How to avoid getting trapped in payroll error

Payroll scandals have dominated the news lately – but how can companies avoid potentially costly mistakes?

How to avoid getting trapped in payroll error

This article was produced in partnership with Australian Payroll Association

From the 2019 Woolworths scandal, to underpaid employees at Qantas, Lush Australia, ABC and Merivale, errors in payroll have been a hot topic in the news over the last several years.

Australian businesses have seen that payroll errors can be very costly, and can cause significant damage not only to their own books, but also to their brand’s reputation.

However, the majority of payroll errors are just that – accidental errors, and longer-term issues which were not spotted or corrected in time. Given the complexity of payroll, identifying problems hidden deep within your payroll technology, data or processes can be tough. According to the Australian Payroll Association, this is a particularly difficult task for HR managers who are not trained in payroll, and who won’t know where to begin looking, or which questions to ask.

“Very often, HR managers will tell me that they’re signing off a payroll report every week, but they have no idea what they’re signing or what the report is telling them,” Australian Payroll Association CEO Tracy Angwin said.

“They still have to sign it off as being ‘true and correct’, but they don’t have the expertise to tell when they’ve actually got a problem – so the main way they’ll find out about problems is when an employee makes a complaint.”

“Payroll is so complicated that often, your employees may not even pick up that they’re being paid incorrectly,” she explains.

“The big payroll problems in large employers often start with a small issue – for example, not paying Superannuation on an allowance that they should be paying it on. That can turn into a big financial problem over a period of years and a large employee population.”

Commenting on some of the most common issues in payroll, Angwin said that they are often caused by simple mistakes. For example, a shift penalties of 50% could easily be coded as overtime of 150%. The outcome of this is that the employee will be accidentally underpaid Super on the ordinary hour and the shift penalty. This is because Super is payable on shift penalties and ordinary hours, but not on overtime hours.

Angwin notes that errors like this can compound over time, particularly in organisations with a large employee population. But since the employee still receives the correct salary, they themselves are unlikely to notice the error.

“Based on small problems like this, even a medium-sized employer could end up with millions of dollars in superannuation backpay,” Angwin said.

“If you’re not actively looking for it, you’re probably not going to find it. But every time an HR director signs off that payroll report as being true and correct, they’re potentially signing off something that’s incorrect.”

When it comes to preventing these issues, Angwin said that the most important basic requirement is having a payroll team of the right size, with the right knowledge and competence.

She noted that is also important for HR managers to understand the basics of a payroll report. This will equip them with the knowledge of what data they need to look at, how to pick up inconsistencies, and how to proactively identify any potential issues.

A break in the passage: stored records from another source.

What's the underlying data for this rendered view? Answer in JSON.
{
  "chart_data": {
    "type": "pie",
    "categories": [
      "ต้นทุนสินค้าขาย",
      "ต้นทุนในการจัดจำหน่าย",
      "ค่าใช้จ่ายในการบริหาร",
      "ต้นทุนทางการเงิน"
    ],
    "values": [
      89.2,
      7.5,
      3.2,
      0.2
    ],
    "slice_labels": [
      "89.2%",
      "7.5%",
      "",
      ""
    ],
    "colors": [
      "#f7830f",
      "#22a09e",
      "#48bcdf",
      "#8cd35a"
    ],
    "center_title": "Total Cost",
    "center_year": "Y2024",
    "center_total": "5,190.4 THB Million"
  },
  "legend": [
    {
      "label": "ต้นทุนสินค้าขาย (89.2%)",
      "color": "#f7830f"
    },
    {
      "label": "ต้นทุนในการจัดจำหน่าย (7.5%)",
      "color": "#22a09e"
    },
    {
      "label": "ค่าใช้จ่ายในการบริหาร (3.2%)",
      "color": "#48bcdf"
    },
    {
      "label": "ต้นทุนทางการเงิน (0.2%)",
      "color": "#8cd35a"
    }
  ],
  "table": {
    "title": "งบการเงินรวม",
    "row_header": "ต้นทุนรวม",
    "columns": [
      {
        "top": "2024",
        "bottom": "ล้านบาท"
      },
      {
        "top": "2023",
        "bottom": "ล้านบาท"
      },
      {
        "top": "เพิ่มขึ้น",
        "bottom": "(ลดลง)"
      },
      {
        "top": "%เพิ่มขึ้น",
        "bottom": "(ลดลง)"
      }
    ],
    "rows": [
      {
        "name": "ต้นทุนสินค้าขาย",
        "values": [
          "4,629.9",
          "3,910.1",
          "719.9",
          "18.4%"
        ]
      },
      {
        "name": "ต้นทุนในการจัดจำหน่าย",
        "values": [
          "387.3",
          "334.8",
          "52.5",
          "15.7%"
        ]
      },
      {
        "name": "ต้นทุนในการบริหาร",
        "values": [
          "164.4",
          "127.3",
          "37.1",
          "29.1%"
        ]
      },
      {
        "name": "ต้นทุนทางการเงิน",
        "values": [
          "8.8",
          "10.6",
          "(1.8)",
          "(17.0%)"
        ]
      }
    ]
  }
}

“Everyone who works in operational payroll should have a Certificate IV in Payroll Administration, as a minimum,” Angwin said.

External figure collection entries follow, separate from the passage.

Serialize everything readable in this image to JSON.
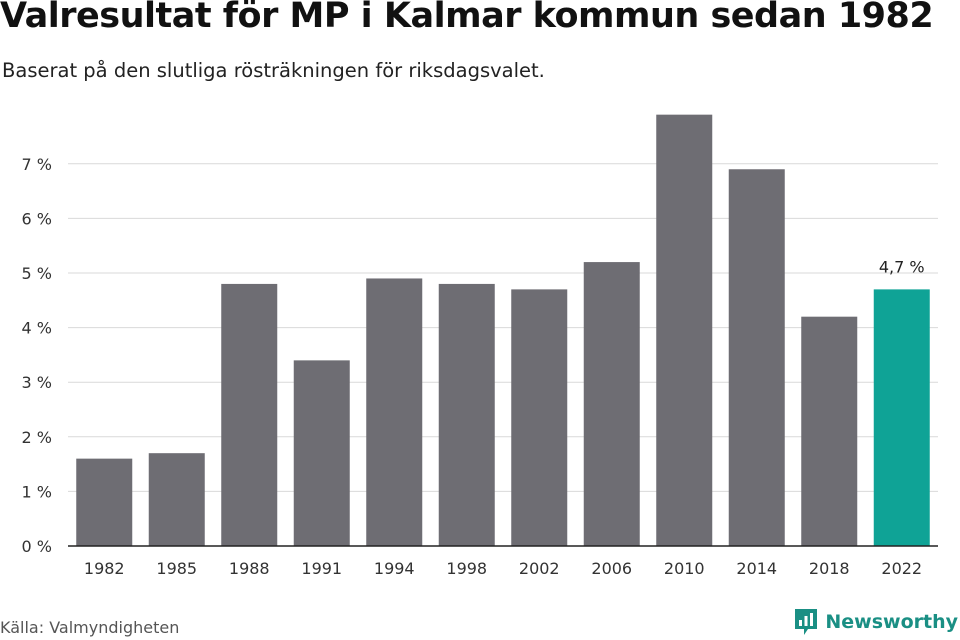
{
  "header": {
    "title": "Valresultat för MP i Kalmar kommun sedan 1982",
    "subtitle": "Baserat på den slutliga rösträkningen för riksdagsvalet."
  },
  "footer": {
    "source": "Källa: Valmyndigheten",
    "brand": "Newsworthy",
    "brand_icon": "newsworthy-logo-icon"
  },
  "colors": {
    "bar": "#6e6d73",
    "highlight": "#0fa396",
    "grid": "#d9d9d9",
    "axis": "#222222",
    "brand": "#1a8f84"
  },
  "chart_data": {
    "type": "bar",
    "title": "Valresultat för MP i Kalmar kommun sedan 1982",
    "subtitle": "Baserat på den slutliga rösträkningen för riksdagsvalet.",
    "xlabel": "",
    "ylabel": "",
    "categories": [
      "1982",
      "1985",
      "1988",
      "1991",
      "1994",
      "1998",
      "2002",
      "2006",
      "2010",
      "2014",
      "2018",
      "2022"
    ],
    "values": [
      1.6,
      1.7,
      4.8,
      3.4,
      4.9,
      4.8,
      4.7,
      5.2,
      7.9,
      6.9,
      4.2,
      4.7
    ],
    "highlight_index": 11,
    "data_labels": [
      {
        "index": 11,
        "text": "4,7 %"
      }
    ],
    "ylim": [
      0,
      8
    ],
    "yticks": [
      {
        "value": 0,
        "label": "0 %"
      },
      {
        "value": 1,
        "label": "1 %"
      },
      {
        "value": 2,
        "label": "2 %"
      },
      {
        "value": 3,
        "label": "3 %"
      },
      {
        "value": 4,
        "label": "4 %"
      },
      {
        "value": 5,
        "label": "5 %"
      },
      {
        "value": 6,
        "label": "6 %"
      },
      {
        "value": 7,
        "label": "7 %"
      }
    ],
    "grid": true,
    "legend": "none"
  }
}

“If you’re a HR director and you want to de-risk your payroll function, the first thing you need to do is either find people with that qualification, or get your existing team qualified.”

“Australian Payroll Association is also developing a course for HR people which teaches them what they need to know about payroll, so that they can sign off that payroll report confidently and optimise their payroll delivery strategy,” she explains.

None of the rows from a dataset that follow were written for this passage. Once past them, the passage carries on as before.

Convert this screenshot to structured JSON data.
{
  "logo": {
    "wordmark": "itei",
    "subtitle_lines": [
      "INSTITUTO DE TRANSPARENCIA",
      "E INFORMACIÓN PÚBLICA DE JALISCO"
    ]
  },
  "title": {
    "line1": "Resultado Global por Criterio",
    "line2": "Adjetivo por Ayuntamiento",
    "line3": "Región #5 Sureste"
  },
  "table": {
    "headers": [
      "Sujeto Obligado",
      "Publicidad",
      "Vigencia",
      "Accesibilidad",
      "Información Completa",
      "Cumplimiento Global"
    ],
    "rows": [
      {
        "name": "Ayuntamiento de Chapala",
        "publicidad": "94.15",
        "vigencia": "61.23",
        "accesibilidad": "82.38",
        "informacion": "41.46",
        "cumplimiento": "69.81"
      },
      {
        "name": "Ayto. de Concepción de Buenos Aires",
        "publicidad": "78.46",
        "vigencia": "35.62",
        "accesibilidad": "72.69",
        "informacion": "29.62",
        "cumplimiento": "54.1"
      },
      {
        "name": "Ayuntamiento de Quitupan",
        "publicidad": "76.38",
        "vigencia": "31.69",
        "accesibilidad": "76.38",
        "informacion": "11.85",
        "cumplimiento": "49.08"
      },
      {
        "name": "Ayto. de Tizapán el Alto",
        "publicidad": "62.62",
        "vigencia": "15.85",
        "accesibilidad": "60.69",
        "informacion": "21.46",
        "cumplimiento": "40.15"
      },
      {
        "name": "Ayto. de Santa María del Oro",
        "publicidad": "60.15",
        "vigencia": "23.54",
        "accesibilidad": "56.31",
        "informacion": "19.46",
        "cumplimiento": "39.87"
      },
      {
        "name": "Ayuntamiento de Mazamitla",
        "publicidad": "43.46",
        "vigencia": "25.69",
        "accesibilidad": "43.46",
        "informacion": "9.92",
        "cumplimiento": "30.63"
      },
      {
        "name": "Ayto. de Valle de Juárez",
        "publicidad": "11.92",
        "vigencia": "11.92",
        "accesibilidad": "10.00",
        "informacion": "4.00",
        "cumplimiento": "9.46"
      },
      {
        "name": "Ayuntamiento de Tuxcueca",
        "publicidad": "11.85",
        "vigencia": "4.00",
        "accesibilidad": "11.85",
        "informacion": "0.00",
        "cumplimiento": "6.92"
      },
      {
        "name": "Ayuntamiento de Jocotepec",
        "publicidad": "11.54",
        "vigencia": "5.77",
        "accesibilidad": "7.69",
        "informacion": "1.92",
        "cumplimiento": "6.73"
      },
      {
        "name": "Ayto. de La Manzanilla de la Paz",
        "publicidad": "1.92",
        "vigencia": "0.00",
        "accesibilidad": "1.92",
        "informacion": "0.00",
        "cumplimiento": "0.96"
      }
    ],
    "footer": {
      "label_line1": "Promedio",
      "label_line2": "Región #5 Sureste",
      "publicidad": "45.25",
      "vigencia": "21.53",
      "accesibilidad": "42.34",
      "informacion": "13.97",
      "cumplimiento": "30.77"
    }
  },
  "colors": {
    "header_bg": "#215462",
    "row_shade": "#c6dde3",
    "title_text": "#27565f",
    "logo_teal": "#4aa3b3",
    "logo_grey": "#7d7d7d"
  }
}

“They don’t need to know all the minutiae of how payroll works, but they do need to know what to check and which questions to ask.”

Australian Payroll Association is an organisation which helps businesses keep their payroll departments running smoothly, and provides payroll audit, training and consulting services. Angwin said that having a payroll audit is a vital part of the process, as a specialist will be able to look at everything from your technology, to your staff, to your systems and codes, and will provide recommendations on where to improve and how to avoid future issues.

“Every company should do a payroll audit – and not with an accounting company,” Angwin said.

“You need to audit things like the setup of your payroll system, and this should be done by someone who understands how payroll technology is set up, and can check that all your codes are set up correctly.”

“Finally, make sure that your people have the capability and competencies that you think they have,” she added. “We have a 35 question multi-choice payroll knowledge assessment which gives us a really quick view of a payroll person’s knowledge, and where we might need to provide training.”

“Ultimately, we’re all about creating confidence in how people are paid,” Angwin concludes.

“If you’re a HR director and you want to have that confidence, then you need to make sure that you have an audit done, and that you educate yourself on what questions you should be asking every time you sign off a payroll report.”